ANALISIS UU SIKDINAS NO 20 TAHUN 2003 ( pasal 5 ayat 2 )
Fokus pembahasan adalah UU Sikdinas no 20 tahun 2003 pasal 5 ayat 2 yang
berbunyi :
“ Warga negara yang memiliki kelainan fisik,
emosional, mental, Intelektual, dan/atau sosial berhak memperoleh Pendidikan
khusus”.
Di dalam pasal 5 ayat 2 yang berbunyi “ Warga
negara yang memiliki kelainan fisik, emosional, mental, Intelektual, dan/atau
sosial berhak memperoleh Pendidikan khusus” tetapi dalam kenyataanya “TIDAK”. Banyak warga Negara Indonesia yang tidak bisa
memperoleh Pendidikan yang bermutu. Misalnya Pendidikan untuk anak inklusi ,
menurut fakta dilapangan anak yang disebut sebagai anak inklusi sealau
tersingkir dari masarakat dan ditambah lagi dengan minimnya pengetahuan yang
dimiliki oleh orang tua tentang bagaimana cara untuk mengoptimalkan kemampuan
anak inklusi.
Pandangan masarakat berfikir bahwa anak
inklusi tidak bisa disekolahkan disekolah Reguler dan mereka berangapan bawah
anak tersebut harus disekolahkan di SLB (sekolah luar biasa). itulah yang
menjadi faktor yang memicu orang tua yang memiliki anak inklusi kurang di
pedulikan dalam hal Pendidikan.
Dalam hal ini, Pemerintah telah memberi
kesempatan untuk anak-anak inklusi bisa sekolah di sekolah reguler dengan
program sekolah inklusi. Namun sayangnya , perhatian yang diberikan oleh
Pemerintah tidak dimanfaatkan dengan baik oleh orang tua yang mempunyai anak
inklusi. Beberapa dari mereka lebih memilih untuk merawat sendiri dan tidak
pernah membekalinya dengan Pendidikan.
Pada hal Pendidikan untuk anak inklusi itu
sangatlah penting , karena anak yang tergolong anak inklusi butuh perhatian
khusus dari orang tua dan masarakat sekitarnya, karena dengan perhatian orang
tua dan masarakat sekitar anak tersebut tidak mengalami terasa disingkirkan dan
mampu untuk mengapresiasikan kemamuanya yang mereka miliki.

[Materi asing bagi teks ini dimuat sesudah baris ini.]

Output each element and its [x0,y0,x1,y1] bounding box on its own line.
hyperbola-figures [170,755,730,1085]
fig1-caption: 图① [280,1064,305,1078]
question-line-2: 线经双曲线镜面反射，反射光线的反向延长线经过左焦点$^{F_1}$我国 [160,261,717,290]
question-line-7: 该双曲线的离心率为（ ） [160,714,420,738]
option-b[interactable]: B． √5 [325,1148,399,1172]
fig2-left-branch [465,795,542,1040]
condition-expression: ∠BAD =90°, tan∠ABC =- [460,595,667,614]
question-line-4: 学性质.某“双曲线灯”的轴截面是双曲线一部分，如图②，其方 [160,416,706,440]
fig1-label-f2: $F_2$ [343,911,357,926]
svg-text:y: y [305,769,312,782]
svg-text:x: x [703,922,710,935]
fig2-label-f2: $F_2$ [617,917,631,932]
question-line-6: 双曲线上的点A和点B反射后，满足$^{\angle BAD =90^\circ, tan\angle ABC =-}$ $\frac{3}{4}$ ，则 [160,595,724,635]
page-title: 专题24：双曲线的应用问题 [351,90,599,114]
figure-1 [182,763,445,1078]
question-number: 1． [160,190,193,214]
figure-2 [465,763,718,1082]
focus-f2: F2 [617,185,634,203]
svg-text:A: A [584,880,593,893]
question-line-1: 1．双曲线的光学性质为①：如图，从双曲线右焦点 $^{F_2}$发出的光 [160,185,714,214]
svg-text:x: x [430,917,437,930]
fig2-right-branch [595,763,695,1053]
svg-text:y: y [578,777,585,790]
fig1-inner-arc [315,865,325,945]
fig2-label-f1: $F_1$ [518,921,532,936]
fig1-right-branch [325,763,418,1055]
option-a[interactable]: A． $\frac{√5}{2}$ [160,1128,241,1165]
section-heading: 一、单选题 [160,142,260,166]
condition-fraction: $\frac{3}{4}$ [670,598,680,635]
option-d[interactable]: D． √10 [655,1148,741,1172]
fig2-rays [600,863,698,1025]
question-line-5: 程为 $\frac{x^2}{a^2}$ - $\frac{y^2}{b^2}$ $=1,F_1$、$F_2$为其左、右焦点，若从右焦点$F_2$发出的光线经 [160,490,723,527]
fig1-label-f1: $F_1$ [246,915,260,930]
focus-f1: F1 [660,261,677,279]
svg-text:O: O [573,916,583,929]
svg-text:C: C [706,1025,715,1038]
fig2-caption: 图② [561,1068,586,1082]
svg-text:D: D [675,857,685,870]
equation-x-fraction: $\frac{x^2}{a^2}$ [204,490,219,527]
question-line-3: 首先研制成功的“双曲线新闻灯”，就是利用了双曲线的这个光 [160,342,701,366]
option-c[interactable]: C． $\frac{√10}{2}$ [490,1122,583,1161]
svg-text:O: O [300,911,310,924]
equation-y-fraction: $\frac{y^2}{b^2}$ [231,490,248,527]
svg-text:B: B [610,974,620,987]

Selain faktor dari orang tua dan masarakat
sekitar, sekolah juga sangat mempegarui. banyak sekolah reguler yang ditunjuk
oleh Pemerintah untuk menerima anak inklusi, tetapi dalam kenyataanya banyak
berbagai alasan yang di keluarkan oleh sekolah tersebut. salah satu alasan
sebagai berikut :
1. Sekolah, sekolah sering menganggap bahwa
apabila sekolah tersebut menerima perserta didik yang tergolong anak inklusi ,
maka citra sekolah tersebut akan jatuh.
2. Tenaga Pendidik atau Guru, guru sering
mengeluh karena merasa sulit mengajar anak inklusi, kemudian merasa kurang
pengetahuannya tentang karakteristik anak inklusi.
3. Terbatasnya waktu untuk Guru Pembimbing Khusus
(GPK) , sangat diperlukan guru pembimbing khusus untuk anak inklusi, karena
dengan adanya GPK akan mempermudah guru untuk megajar anak tersebut, jadi anak
tersebut tidak kesulitan dalam proses belajar. tapi kendala yang sering ada
ialah terbatasnya waktu GPK , jadi tidak setiap saat GPK ada disekolah
tersebut, jadi guru kesulitan untuk memberi materi untuk anak tersebut.
4. Fasilitas yang kurang, tidak semua sekolah yang ditunjuk oleh
Pemerintah mengadakan sekolah inklusi mempunyai fasilitas yang lengkap guna
menunjang pembelajaran anak inklusi. Banyak sekolah yang kurang memiliki
fasilitas seperti tangga yang ada pegangan tangan, real way, loop dan wc duduk
yang dilengkapi pegangan.
Untuk mewujudkan apa yang ingin dicapai oleh
Pemerintah harus ada sosialisasi tentang Pendidikan untuk anak inklusi agar
tidak ada kesalahpahaman. selain itu perlunya dukungan dari orang tua,
masarakat sekitar dan yang paling terpenting adalah sekolah yang di tunjuk oleh
Pemerintah sebagai sekolah inklusi. selain itu guru yang mengajar disekolah
tersebut dibekali dengan pengetahuan tentang mendidik anak inklusi. Dengan
adanya itu anak inklusi dapat mencetak prestasi akademik dan non akademik.